First High-efficient and Long-lived Quantum Memory Born

Release time:2012-05-26Browse times:52

Through collaboration with German researchers, PAN Jianwei's group from Hefei National Laboratory for Physical Sciences at the Microscale (HFNL) has recently realized high-performance quantum memory in which long life time and high retrieval efficiency meet for the first time, taking a crucial step towards scalable long-distance quantum communication and scalable optical quantum computing. This work has been published on May 20 in the journal of Nature Physics.

The main purpose of quantum memory is to coherently store single quantum state and convert it back on demand, so as to realize time synchronization between different quantum operations. Quantum memory is the key element of quantum repeater and large-scale optical quantum computing. It has been realized with different physical systems, such as cold atomic ensemble, hot atomic ensembles, single neutral atoms, cryogenic solid state systems, etc. Judging from the two most important parameters, storage lifetime and retrieval efficiency, cold atomic ensembles perform the best so far and show a nice perspective towards scalable quantum communication and optical quantum computing.

In the past experimental studies, efforts towards extension of memory lifetime and retrieval efficiency have been conducted separately, which results that long storage lifetime and high retrieval efficiency have never been met in a single experiment. Specifically, in the quantum memory experiments claiming long lifetime, even though millisecond regime storage time has been realized, the retrieval efficiency is merely ~20%; in the experiments claiming high retrieval efficiency, even though retrieval efficiency has be improved to ~70%, the storage lifetime is merely several microseconds. The incapability of accomplishing long lifetime and high retrieval efficiency in a single quantum memory strongly limits its applications in more advanced quantum information tasks.

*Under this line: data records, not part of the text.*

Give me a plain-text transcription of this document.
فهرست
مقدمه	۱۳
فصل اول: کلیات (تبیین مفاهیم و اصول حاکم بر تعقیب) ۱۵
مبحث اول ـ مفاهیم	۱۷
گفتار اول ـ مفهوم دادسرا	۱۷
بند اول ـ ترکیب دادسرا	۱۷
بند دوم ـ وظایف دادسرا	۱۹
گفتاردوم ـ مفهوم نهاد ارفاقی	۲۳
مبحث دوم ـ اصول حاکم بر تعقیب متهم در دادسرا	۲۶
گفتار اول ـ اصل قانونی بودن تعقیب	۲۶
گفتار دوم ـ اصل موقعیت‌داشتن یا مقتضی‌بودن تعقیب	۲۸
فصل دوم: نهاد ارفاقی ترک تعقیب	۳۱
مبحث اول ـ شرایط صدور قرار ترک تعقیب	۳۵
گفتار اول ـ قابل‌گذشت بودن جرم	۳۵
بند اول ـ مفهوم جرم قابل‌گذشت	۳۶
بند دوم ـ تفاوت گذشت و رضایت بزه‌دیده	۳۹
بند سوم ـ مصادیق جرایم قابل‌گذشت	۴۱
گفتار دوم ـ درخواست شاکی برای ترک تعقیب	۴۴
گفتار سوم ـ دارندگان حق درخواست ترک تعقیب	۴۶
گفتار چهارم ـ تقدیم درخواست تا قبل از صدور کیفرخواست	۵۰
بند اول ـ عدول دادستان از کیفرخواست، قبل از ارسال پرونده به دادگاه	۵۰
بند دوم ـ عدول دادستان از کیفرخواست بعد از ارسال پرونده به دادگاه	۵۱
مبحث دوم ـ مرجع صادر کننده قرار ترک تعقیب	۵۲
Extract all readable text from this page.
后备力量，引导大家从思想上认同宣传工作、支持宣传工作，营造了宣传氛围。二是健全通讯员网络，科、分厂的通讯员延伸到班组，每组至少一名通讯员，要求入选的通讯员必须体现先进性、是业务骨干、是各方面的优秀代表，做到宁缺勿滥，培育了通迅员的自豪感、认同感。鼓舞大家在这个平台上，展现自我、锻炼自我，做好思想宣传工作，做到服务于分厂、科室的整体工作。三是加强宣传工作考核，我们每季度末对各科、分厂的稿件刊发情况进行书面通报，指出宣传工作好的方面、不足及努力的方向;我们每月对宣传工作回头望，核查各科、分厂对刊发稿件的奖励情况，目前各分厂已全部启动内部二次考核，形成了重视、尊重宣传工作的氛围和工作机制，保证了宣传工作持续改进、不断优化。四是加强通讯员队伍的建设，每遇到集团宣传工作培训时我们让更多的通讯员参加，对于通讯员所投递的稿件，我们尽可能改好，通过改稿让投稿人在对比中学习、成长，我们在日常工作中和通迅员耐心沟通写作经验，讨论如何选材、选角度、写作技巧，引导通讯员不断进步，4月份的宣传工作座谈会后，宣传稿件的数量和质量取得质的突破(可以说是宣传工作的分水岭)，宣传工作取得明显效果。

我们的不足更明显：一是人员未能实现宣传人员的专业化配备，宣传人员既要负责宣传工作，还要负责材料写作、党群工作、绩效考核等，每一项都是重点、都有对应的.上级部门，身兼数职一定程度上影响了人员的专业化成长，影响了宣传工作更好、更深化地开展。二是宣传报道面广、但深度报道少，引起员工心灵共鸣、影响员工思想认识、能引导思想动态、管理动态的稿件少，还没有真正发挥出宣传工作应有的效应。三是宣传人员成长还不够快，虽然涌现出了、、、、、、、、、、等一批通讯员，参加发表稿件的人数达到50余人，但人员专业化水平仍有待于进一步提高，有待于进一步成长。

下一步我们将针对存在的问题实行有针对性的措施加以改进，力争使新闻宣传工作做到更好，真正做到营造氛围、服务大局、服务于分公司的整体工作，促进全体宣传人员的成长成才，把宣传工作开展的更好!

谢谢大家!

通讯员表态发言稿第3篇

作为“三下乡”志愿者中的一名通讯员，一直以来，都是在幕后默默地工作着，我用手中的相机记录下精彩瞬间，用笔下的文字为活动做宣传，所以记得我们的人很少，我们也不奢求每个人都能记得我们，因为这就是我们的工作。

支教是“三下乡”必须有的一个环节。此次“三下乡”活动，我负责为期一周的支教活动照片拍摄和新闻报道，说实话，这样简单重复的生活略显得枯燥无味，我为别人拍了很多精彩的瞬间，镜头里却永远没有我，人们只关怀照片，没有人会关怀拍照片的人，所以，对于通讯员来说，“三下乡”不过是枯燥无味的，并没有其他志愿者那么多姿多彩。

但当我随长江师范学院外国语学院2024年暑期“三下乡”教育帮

In extending storage lifetime, PAN's group has found in 2008 that the random movement induced spin wave dephasing is the dominant decoherence mechanism limiting millisecond regime storage. In improving retrieval efficiency, according to related experimental studies, it is considered as an effective method to use an optical cavity to enhance the retrieval efficiency. Therefore, how to incorporate the methods and techniques developed in these two lines of researches, is of key importance to realize long lifetime storage and high efficiency retrieval simultaneously in cold atomic ensembles.

Fig 1: Structure of high-performance quantum memory/ Copyright by PAN's group

To increase the spin wave wavelength in order to have long storage lifetime, it is required to configure the setup in a colinear configuration. To separate forward scattered photons from back scattered photons and enhance the retrieval efficiency, it is required to use a ring cavity. Combination of these techniques results in a difficulty to realize quadruple resonance between the cavity and the optical modes. By making use of a delicate experimental design, the researchers alleviate the quadruple resonance problem into a double resonance problem, and relieve the experimental difficulty. Through overcoming a series of other technical difficulties, they finally achieved an excellent result of 3.2 ms storage lifetime and 73% retrieval efficiency. The referee thinks that this work "represents a very significant achievement towards scalable quantum information processing protocols", and "will most likely open the door to new demonstrations of more complex quantum protocols involving several atomic ensembles".

(LV Lingjuan, Hefei National Laboratory for Physical Sciences at the Microscale, USTC News Center )